Divisors of integers new function

Assume that
$$a*b = n , n \in \Bbb N \tag 1$$

There is unlimited solutions for this equation, because no restrictions for this equation to consider $a$ & $b$ as integers.

So how can we make it forcing $a$ & $b$ always as integers?

Here is the method:

As we know that $sin(\pi \cdot a) = 0$ only when $a$ is integer.
and we also know that $x^2 +y^2=0$ only when $x=0$ & $y=0$ provided that $x$ and $y$ are always real.
So we can say:
$sin(\pi \cdot a) = 0$
$sin(\pi \cdot b) = 0$

Let $x=sin(\pi \cdot a)$ and $y=sin(\pi \cdot b)$.

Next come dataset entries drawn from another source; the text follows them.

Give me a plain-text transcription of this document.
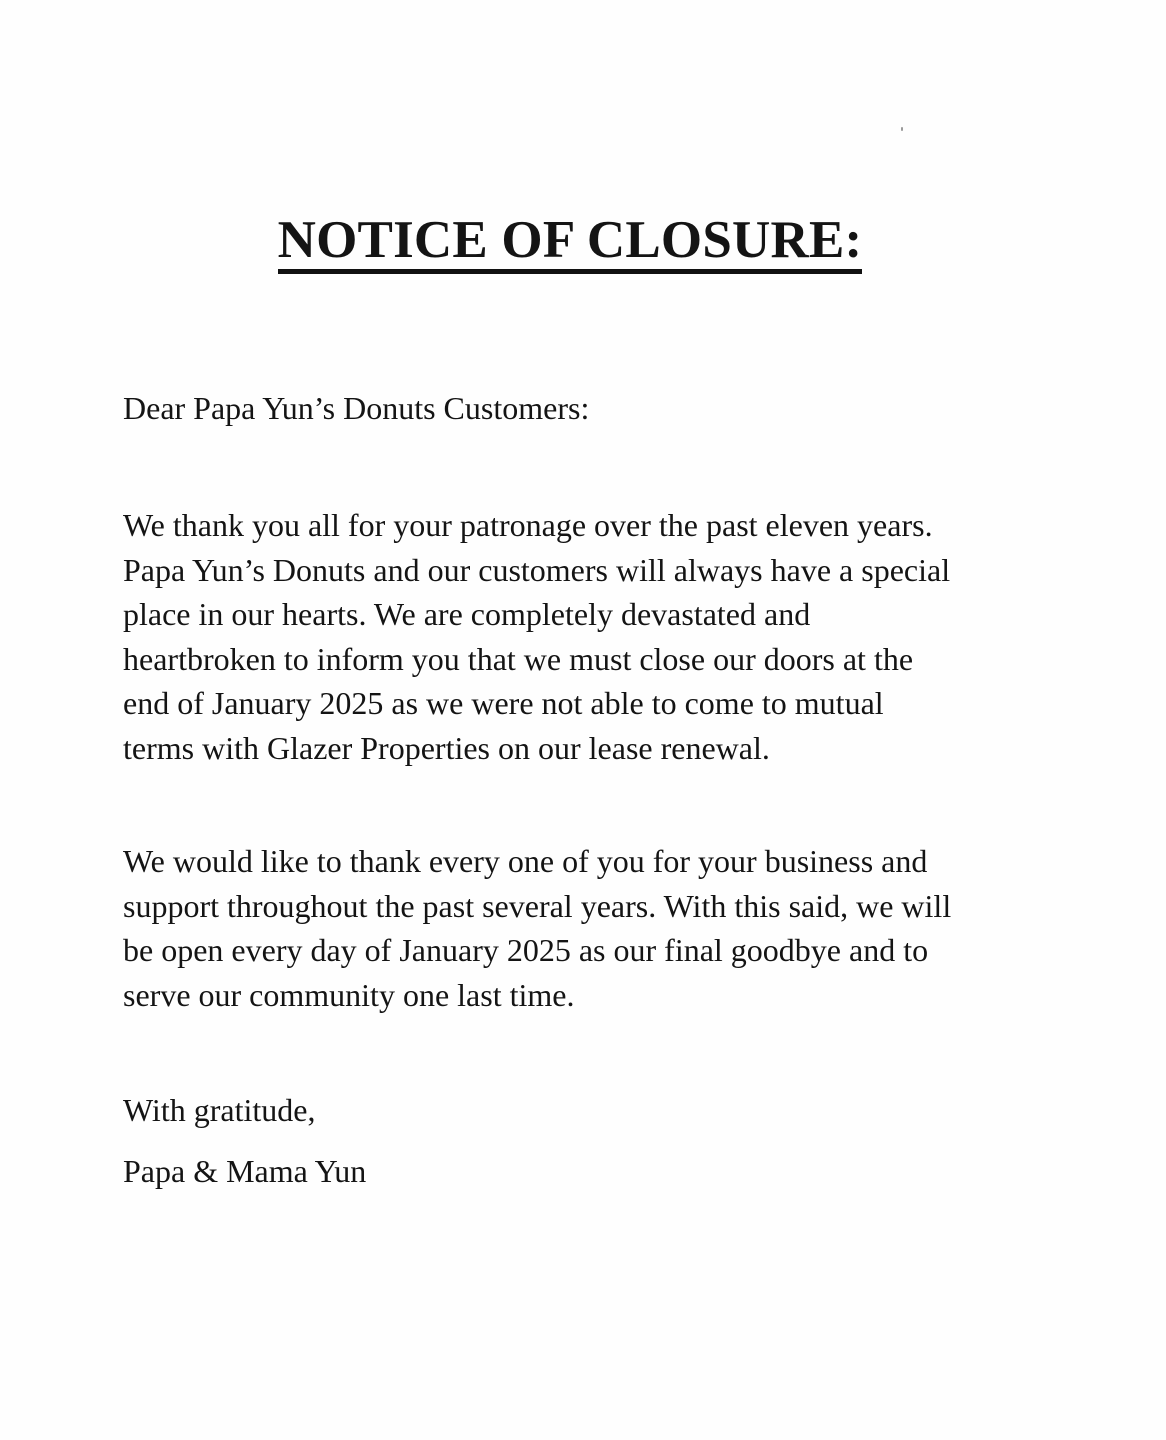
NOTICE OF CLOSURE:

Dear Papa Yun’s Donuts Customers:

We thank you all for your patronage over the past eleven years.
Papa Yun’s Donuts and our customers will always have a special
place in our hearts. We are completely devastated and
heartbroken to inform you that we must close our doors at the
end of January 2025 as we were not able to come to mutual
terms with Glazer Properties on our lease renewal.

We would like to thank every one of you for your business and
support throughout the past several years. With this said, we will
be open every day of January 2025 as our final goodbye and to
serve our community one last time.

With gratitude,

Papa & Mama Yun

then $sin^2(\pi \cdot a) +sin^2(\pi \cdot b) = 0 \tag 2$

from equation $(1)$ we get
 $b = \frac na$
substitute it in equation $(2)$

 $sin^2(\pi \cdot a) +sin^2(\pi \cdot \frac na) = 0 \tag 3$

Now we have a equation that $a$ must be a devisor of $n$.

Here is the final formula
$$f(n,a)=sin^2(\pi \cdot a) +sin^2(\pi \cdot \frac na)$$

we can also substitute $sin(\pi \cdot a)$ by Euler reflection formula
$$\Gamma(a) \Gamma(1-a)=\frac {\pi}{sin(\pi \cdot a)}$$
Try to give integer values for $n$ and draw the function, you will see that the roots of this function are the divisors of $n$ that when $f(n,a) = 0$.